Multiple pathways for primary processing of ribosomal RNA in Escherichia coli

Abstract

A comparison of isogenic RNase III+ and RNase III- strains of Escherichia coli shows that although both synthesize precursor and mature 16 S and 23 S ribosomal RNAs, the transient rRNA species of the RNase III- strain differ from those of the RNase III+ strain. The RNase III+ strain synthesizes p16 and p23 rRNA, whereas the RNase III- strain produces unstable 17 S, 18 S, "p23," 25 S and 30 S RNA molecules. The 30 S RNA, which is a primary transcript of the ribosomal RNA gene cluster, does not contribute significantly to any of the smaller RNAs, nor is m23 rRNA derived from 25 S but rather from "p23" RNA. Mature 16 S rRNA is derived from both 18 S and 17 S RNA, and 17 S RNA can be derived from 18 S. Additionally, an unstable RNA species about 300 bases long is missing in the RNase III- strain and another species which seems to be about 50 bases larger appears. Processing of the primary ribosomal RNA transcript in RNase III- strains of Escherichia coli is accomplished during its transcription by two independent pathways which are not so utilized in RNase III+ strains.
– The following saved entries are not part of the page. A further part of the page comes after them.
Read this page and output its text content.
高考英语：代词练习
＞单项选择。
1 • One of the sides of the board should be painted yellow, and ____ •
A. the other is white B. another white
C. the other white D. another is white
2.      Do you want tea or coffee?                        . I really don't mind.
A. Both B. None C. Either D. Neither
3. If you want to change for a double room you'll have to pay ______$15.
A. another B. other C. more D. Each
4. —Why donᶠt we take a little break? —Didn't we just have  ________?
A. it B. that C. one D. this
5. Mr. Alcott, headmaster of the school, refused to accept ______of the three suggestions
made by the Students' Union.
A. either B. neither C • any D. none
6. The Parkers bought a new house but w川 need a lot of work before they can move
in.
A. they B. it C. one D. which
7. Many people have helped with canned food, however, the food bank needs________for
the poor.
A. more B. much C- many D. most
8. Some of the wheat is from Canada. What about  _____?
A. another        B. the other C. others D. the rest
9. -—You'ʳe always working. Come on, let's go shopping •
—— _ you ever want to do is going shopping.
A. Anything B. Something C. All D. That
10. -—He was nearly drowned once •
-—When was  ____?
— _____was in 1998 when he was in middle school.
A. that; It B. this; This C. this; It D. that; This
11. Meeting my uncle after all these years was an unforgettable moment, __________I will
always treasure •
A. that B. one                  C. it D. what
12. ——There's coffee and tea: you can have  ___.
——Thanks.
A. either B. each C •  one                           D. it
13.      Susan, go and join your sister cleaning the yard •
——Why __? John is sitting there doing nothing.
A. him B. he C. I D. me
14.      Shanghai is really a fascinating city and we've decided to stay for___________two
One pathway yields 18 S and precursor 23 S RNAs which are processed to mature rRNAs; the second pathway yields 25 S RNA and perhaps 16 S rRNA. The second pathway, unlike the first, is inhibited by chloramphenicol treatment. At slow rates of ribosomal RNA synthesis, the nascent transcript is processed preferentially by the first pathway. We suggest that in the absence of RNase III, which is involved in the primary processing of rRNA in E. coli, other enzymes involved in primary and secondary processing of rRNA in RNase III+ cells can recognize their sites on the nascent rRNA transcript and accomplish the primary processing.